Okay, time to go into Brighton to pick up a parcel and look for some thick navy or grey tights. Yes.

Tuesday, 10 February 2009

[like a good book, I can't put this day back]

I've managed to get crumbs everywhere while eating ginger creams that I snaffled from Mark. Half of those crumbs are now in my mug of warm milk. I don't normally like warm milk, but I needed it for the purposes of softening the biscuits. For some reason, eating anything remotely hard is really difficult with this stupid ear ache. As is talking. And for someone like me who likes to talk, this is distressing.

Due to the pain involved when speaking, I didn't say much in my American History seminar this morning. Each time I spoke, though, I somehow ended up being slightly insolent to my seminar tutor.

Example #1: Robert asked us to think in terms of military strategy - what would Russia want the US to do to relieve the tension of Germany's invasion? My reply was "I'm sorry, my days as a military strategist are long over." It got a laugh from the class, at least.

Example #2: I asked whether the Cold War had been called so at the time, or whether it was named after the fact, or at least later into it. Robert didn't know - "I'm not a Soviet Union historian" was his excuse. "Maybe you should be," I suggested. At the end of the seminar, he announced he was going to go and retrain as a Russian historian.

Example #3: Robert was briefly running through events, and mentioned D-Day as being in July 1944. "June", I corrected him. He looked at me. "It was in June," I repeated, "June the sixth." He conceded that I was right. Which I was.

How long does it take for ibuprofen (or, in my case, some fake version known as cuprofen) to kick in?

Sunday, 8 February 2009

[you can sit besides me when the world comes down]

Today feels strange. I should be madly attempting to do reading for my Tuesday morning seminar. But I'm not, because I've already done it. I'm not used to this situation. I feel somewhat at a loss for what to do.
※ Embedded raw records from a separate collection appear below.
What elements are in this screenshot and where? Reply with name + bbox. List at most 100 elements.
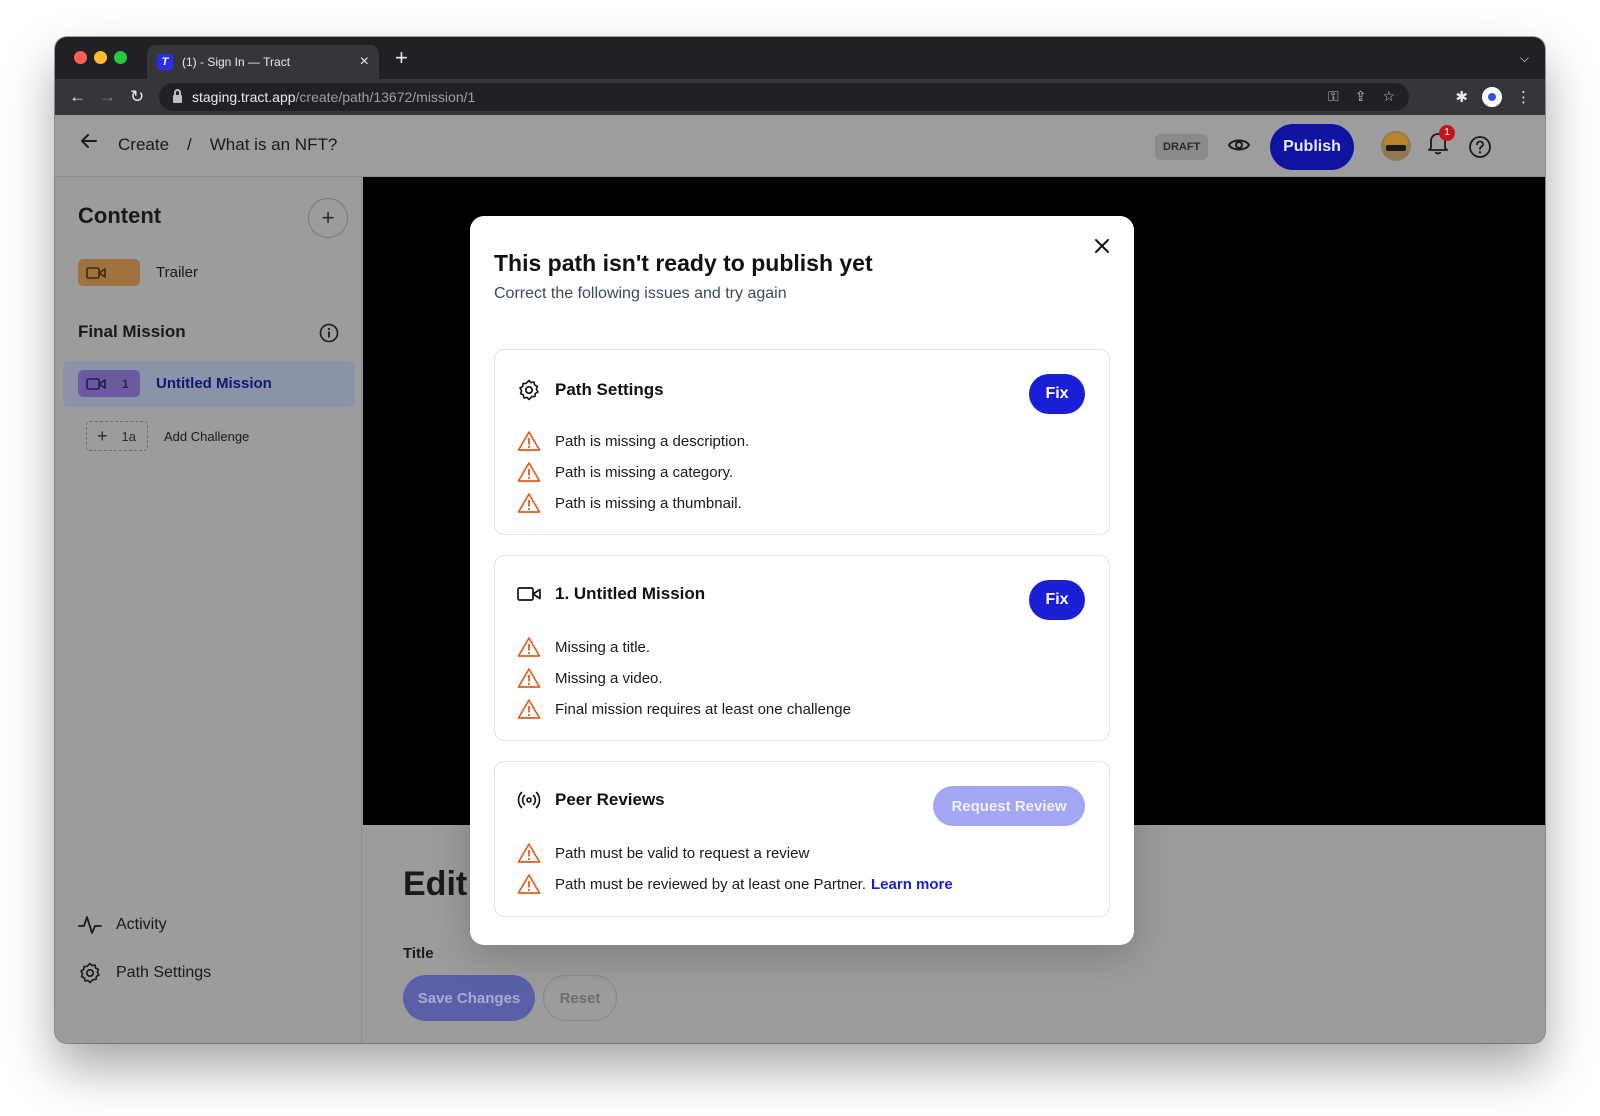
share-icon[interactable]: ⇪ xyxy=(1355,88,1367,105)
url-input[interactable]: staging.tract.app/create/path/13672/miss… xyxy=(159,83,1409,111)
breadcrumb-create[interactable]: Create xyxy=(118,135,169,155)
forward-arrow-icon[interactable]: → xyxy=(99,86,116,108)
warning-triangle-icon xyxy=(517,843,541,863)
sidebar-item-trailer[interactable]: Trailer xyxy=(78,259,198,286)
sidebar-title: Content xyxy=(78,203,162,228)
preview-eye-icon[interactable] xyxy=(1227,135,1251,160)
app-header: Create / What is an NFT? DRAFT Publish 1 xyxy=(55,115,1545,177)
fix-path-settings-button[interactable]: Fix xyxy=(1029,374,1085,414)
extensions-puzzle-icon[interactable]: ✱ xyxy=(1455,88,1468,106)
warning-triangle-icon xyxy=(517,874,541,894)
section-title: Final Mission xyxy=(78,322,186,341)
modal-subtitle: Correct the following issues and try aga… xyxy=(494,285,787,302)
path-settings-card: Path Settings Fix Path is missing a desc… xyxy=(494,349,1110,535)
peer-reviews-card: Peer Reviews Request Review Path must be… xyxy=(494,761,1110,917)
close-window-button[interactable] xyxy=(74,51,87,64)
issue-item: Final mission requires at least one chal… xyxy=(517,698,851,720)
issue-item: Path is missing a description. xyxy=(517,430,749,452)
mission-card: 1. Untitled Mission Fix Missing a title.… xyxy=(494,555,1110,741)
issue-text: Missing a video. xyxy=(555,669,663,687)
new-tab-icon[interactable]: + xyxy=(395,47,408,69)
browser-menu-icon[interactable]: ⋮ xyxy=(1516,88,1531,106)
issue-text: Path is missing a description. xyxy=(555,432,750,450)
maximize-window-button[interactable] xyxy=(114,51,127,64)
issue-text: Path must be reviewed by at least one Pa… xyxy=(555,875,867,893)
video-camera-icon xyxy=(517,587,541,601)
issue-text: Missing a title. xyxy=(555,638,651,656)
card-title: Peer Reviews xyxy=(555,790,665,809)
learn-more-link[interactable]: Learn more xyxy=(871,876,953,893)
sidebar-item-label: Path Settings xyxy=(116,964,212,981)
issue-item: Path must be reviewed by at least one Pa… xyxy=(517,873,953,895)
activity-pulse-icon xyxy=(78,916,102,934)
issue-item: Path is missing a category. xyxy=(517,461,733,483)
warning-triangle-icon xyxy=(517,637,541,657)
browser-tab[interactable]: T (1) - Sign In — Tract × xyxy=(147,45,379,79)
back-arrow-icon[interactable]: ← xyxy=(69,86,86,108)
sidebar-item-label: Trailer xyxy=(156,264,198,281)
address-bar: ← → ↻ staging.tract.app/create/path/1367… xyxy=(55,79,1545,115)
add-content-button[interactable]: + xyxy=(308,198,348,238)
modal-title: This path isn't ready to publish yet xyxy=(494,250,873,276)
card-title: 1. Untitled Mission xyxy=(555,584,706,603)
publish-button[interactable]: Publish xyxy=(1270,124,1354,170)
mission-number: 1 xyxy=(122,376,129,391)
plus-icon: + xyxy=(97,425,108,446)
reset-button[interactable]: Reset xyxy=(543,975,617,1021)
sidebar-item-path-settings[interactable]: Path Settings xyxy=(78,961,211,985)
issue-text: Final mission requires at least one chal… xyxy=(555,700,851,718)
challenge-number: 1a xyxy=(121,428,136,444)
star-icon[interactable]: ☆ xyxy=(1382,88,1395,105)
sidebar-item-label: Activity xyxy=(116,916,167,933)
issue-item: Missing a title. xyxy=(517,636,650,658)
content-sidebar: Content + Trailer Final Mission 1 Untitl… xyxy=(55,177,362,1043)
add-challenge-chip: + 1a xyxy=(86,421,148,451)
warning-triangle-icon xyxy=(517,668,541,688)
back-arrow-icon[interactable] xyxy=(79,131,99,157)
draft-badge: DRAFT xyxy=(1155,134,1209,160)
publish-issues-modal: This path isn't ready to publish yet Cor… xyxy=(470,216,1134,945)
breadcrumb-current: What is an NFT? xyxy=(209,135,338,154)
warning-triangle-icon xyxy=(517,431,541,451)
request-review-button[interactable]: Request Review xyxy=(933,786,1085,826)
sidebar-item-untitled-mission[interactable]: 1 Untitled Mission xyxy=(78,370,272,397)
issue-item: Missing a video. xyxy=(517,667,663,689)
reload-icon[interactable]: ↻ xyxy=(130,86,144,108)
fix-mission-button[interactable]: Fix xyxy=(1029,580,1085,620)
gear-icon xyxy=(519,379,539,401)
minimize-window-button[interactable] xyxy=(94,51,107,64)
gear-icon xyxy=(80,962,100,984)
issue-text: Path is missing a category. xyxy=(555,463,734,481)
url-path: /create/path/13672/mission/1 xyxy=(295,89,476,105)
close-tab-icon[interactable]: × xyxy=(360,54,369,70)
key-icon[interactable]: ⚿ xyxy=(1328,88,1339,105)
info-icon[interactable] xyxy=(319,323,339,348)
edit-heading: Edit xyxy=(403,865,468,903)
close-icon[interactable] xyxy=(1092,236,1112,261)
video-camera-icon: 1 xyxy=(78,370,140,397)
breadcrumb: Create / What is an NFT? xyxy=(118,135,337,155)
url-host: staging.tract.app xyxy=(192,89,296,105)
add-challenge-label: Add Challenge xyxy=(164,428,250,444)
video-camera-icon xyxy=(78,259,140,286)
sidebar-item-label: Untitled Mission xyxy=(156,375,272,392)
notifications-bell-icon[interactable]: 1 xyxy=(1427,125,1455,160)
add-challenge-button[interactable]: + 1a Add Challenge xyxy=(86,421,249,451)
title-label: Title xyxy=(403,945,434,962)
tab-search-chevron-icon[interactable]: ⌵ xyxy=(1520,51,1529,66)
card-title: Path Settings xyxy=(555,380,664,399)
issue-item: Path is missing a thumbnail. xyxy=(517,492,742,514)
tab-title: (1) - Sign In — Tract xyxy=(182,55,291,69)
issue-item: Path must be valid to request a review xyxy=(517,842,809,864)
breadcrumb-separator: / xyxy=(187,135,192,154)
sidebar-item-activity[interactable]: Activity xyxy=(78,915,167,935)
tab-bar: T (1) - Sign In — Tract × + ⌵ xyxy=(55,37,1545,79)
issue-text: Path is missing a thumbnail. xyxy=(555,494,742,512)
warning-triangle-icon xyxy=(517,493,541,513)
issue-text: Path must be valid to request a review xyxy=(555,844,810,862)
help-circle-icon[interactable] xyxy=(1468,135,1492,164)
profile-avatar-icon[interactable] xyxy=(1482,87,1502,107)
warning-triangle-icon xyxy=(517,462,541,482)
save-changes-button[interactable]: Save Changes xyxy=(403,975,535,1021)
user-avatar[interactable] xyxy=(1381,131,1411,161)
The kitchen could use a clean, I suppose, but that requires effort, which is something I'm not in the mood for exerting. Maybe later. Yes.

While I was sorting in the back/upstairs room of Oxfam yesterday (I work in an Oxfam bookshop on Saturdays), the radio was on and tuned to Radio 1. It was quite an enlightening experience. I learnt that both Kelly Clarkson and The All-American Rejects have new singles. Wasn't too impressed with Kelly's (but then, nothing can top the whole Breakaway album. Everything is just jumping the shark, IMO) (wait, can a music artist jump the shark, or is that a term exclusively reserved for TV shows?), but AAR's Give You Hell is pleasantly similar to all their other stuff. So I'm currently listening to their latest album.

In other news, I have an ear ache. This is getting silly. There's a limit to how many illnesses/injuries one person can accumulate in a 2 week period. I think I'm being punished for something.

Friday, 6 February 2009

[I wanted pink but I took red instead]

Oh, hi, I appear to have made another blog that I probably won't update after a week or so. Why do I do these things?

It's gone two and I'm currently eating ... well, it's my first meal of the day so techincally it's breakfast. I could call it lunch but I'm breaking my fast, therefore it's breakfast. Yes. And a very healthy breaking of my fast it is - a clementine, followed by a banana, with apple juice on the side. Not sure why I appear to have turned into a fruit fiend. But still, healthy! And nommy.

The house is rather quiet at the moment. It always disconcerts me somewhat when the house is quiet. Ben's still asleep (or at least hasn't emerged from his room yet today), Sophie's on her way to Coventry, and Mark and Daniel are ... on campus? At work? Who knows.

Now, if you'll excuse me, I'm going to return to my reading on Harry Truman and the Cold War. Which, incidentally, I totally don't understand. How can you declare war without there actually being, you know, a war? It's all rather odd.